Shishito Pepper Chimichurri

total time: 35 minutes

INGREDIENTS

  • 2 cups shishito peppers, seeded
  • 1 shallot, peeled
  • 3-4 garlic cloves, peeled
  • 1-2 small red chilies, seeded (OR sub ½ -1 teaspoon red pepper flakes)
  • 3 tablespoons red wine vinegar
  • 1 tablespoon lemon juice
  • ½  teaspoon salt
  • ¼  teaspoon pepper
  • 1 cup packed flat-leaf parsley
  • ½  cup packed cilantro
  • ½  cup olive oil

INSTRUCTIONS

  1. Add shallot, shishitos, garlic, chili peppers/flakes, red wine vinegar, lemon juice and salt and pepper to a food processor.
  2. Add parsley, cilantro and oregano; blend until slightly chopped, add olive oil and process to desired consistency, do not over process
  3. Transfer chimichurri to a bowl or airtight container. Let rest 15-30 minutes at room temperature before adjusting to taste. Add additional red wine vinegar for tangier, red pepper flakes for spicier or salt and pepper if desired.
  4. Chimichurri is best if allowed to sit at room temperature for 30 minutes to 2 hours before serving. If not serving for a few hours, cover and chill in refrigerator then allow to return to room temperature before serving. Enjoy! 

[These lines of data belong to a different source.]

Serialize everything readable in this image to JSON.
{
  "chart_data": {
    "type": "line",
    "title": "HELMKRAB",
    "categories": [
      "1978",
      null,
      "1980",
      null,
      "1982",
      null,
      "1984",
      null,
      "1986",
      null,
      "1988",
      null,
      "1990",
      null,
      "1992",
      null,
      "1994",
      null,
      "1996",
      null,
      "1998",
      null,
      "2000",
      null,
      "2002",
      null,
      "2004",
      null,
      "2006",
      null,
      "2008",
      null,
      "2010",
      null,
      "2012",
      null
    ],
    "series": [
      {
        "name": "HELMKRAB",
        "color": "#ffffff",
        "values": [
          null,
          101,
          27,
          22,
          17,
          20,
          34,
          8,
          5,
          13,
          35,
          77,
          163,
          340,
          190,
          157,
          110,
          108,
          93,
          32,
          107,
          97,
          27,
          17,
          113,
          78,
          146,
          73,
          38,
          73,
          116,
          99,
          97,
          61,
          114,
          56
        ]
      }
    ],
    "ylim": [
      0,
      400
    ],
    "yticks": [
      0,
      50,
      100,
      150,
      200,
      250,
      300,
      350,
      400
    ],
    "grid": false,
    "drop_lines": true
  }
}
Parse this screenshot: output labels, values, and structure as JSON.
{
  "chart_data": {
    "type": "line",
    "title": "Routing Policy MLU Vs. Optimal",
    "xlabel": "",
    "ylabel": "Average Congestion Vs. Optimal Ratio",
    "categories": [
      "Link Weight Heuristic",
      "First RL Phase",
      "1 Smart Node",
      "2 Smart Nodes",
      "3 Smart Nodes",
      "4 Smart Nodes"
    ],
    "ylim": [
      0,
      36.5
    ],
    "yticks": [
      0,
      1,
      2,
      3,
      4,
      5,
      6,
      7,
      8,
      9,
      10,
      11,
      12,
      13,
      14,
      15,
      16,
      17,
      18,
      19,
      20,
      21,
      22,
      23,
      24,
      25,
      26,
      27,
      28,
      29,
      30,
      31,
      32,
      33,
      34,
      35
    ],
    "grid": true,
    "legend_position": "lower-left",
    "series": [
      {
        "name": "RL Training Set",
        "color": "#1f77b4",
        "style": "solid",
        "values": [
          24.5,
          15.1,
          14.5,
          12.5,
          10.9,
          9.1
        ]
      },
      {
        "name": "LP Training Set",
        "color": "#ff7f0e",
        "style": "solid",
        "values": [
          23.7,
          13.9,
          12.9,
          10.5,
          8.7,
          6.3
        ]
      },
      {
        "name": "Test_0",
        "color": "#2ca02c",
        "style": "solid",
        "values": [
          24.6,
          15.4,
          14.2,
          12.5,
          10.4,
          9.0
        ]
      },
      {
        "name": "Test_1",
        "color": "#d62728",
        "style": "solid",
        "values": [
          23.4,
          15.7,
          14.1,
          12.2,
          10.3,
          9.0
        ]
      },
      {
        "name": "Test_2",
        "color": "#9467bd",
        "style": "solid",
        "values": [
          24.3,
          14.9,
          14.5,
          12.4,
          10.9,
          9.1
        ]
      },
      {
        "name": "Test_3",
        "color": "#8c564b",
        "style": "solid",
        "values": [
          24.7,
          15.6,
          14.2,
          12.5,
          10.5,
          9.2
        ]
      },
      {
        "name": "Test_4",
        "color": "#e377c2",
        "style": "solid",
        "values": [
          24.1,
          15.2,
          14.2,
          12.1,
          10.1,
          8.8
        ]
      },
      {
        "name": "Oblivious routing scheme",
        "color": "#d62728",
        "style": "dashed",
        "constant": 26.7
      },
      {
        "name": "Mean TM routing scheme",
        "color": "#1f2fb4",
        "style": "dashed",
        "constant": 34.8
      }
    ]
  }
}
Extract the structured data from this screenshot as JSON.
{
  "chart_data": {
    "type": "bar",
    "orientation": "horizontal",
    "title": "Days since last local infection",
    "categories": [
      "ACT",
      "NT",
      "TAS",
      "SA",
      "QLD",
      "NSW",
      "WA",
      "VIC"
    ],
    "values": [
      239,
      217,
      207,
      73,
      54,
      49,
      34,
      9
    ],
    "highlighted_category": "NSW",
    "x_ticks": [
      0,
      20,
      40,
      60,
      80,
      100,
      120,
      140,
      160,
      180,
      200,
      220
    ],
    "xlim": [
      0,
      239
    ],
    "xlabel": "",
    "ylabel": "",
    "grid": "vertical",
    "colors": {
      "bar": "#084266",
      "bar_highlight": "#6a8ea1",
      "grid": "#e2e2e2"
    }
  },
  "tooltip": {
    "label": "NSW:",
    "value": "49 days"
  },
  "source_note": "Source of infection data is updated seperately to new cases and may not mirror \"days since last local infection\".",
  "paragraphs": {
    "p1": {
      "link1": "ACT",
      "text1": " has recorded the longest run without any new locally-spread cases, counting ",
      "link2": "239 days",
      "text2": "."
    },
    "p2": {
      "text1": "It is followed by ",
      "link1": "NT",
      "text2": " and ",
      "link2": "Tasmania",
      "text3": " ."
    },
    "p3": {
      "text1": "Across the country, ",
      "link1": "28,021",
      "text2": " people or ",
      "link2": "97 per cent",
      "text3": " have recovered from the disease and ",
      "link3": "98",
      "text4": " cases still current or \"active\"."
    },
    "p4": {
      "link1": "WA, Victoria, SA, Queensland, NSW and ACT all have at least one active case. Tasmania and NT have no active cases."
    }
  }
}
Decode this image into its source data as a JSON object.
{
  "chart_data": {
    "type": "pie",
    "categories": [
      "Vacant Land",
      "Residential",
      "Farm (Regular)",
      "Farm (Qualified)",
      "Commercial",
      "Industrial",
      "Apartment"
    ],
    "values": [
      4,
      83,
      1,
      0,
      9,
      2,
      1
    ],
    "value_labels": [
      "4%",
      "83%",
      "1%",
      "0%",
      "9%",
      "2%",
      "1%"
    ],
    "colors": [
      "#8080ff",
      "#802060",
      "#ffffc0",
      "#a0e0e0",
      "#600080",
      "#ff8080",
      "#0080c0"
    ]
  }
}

Photo Credit: https://www.madelinefitzgerald.com/shishito-pepper-chimichurri

BENEFITS

Shishito peppers are small, mild chili peppers with a subtly sweet and smoky flavor. They’re low in calories and rich in vitamins A and C, providing a nutritious boost to your diet. These peppers are often enjoyed roasted or grilled and offer a fun twist since one in ten can have a surprising kick of heat. Their vibrant taste and health benefits make them a great addition to various dishes.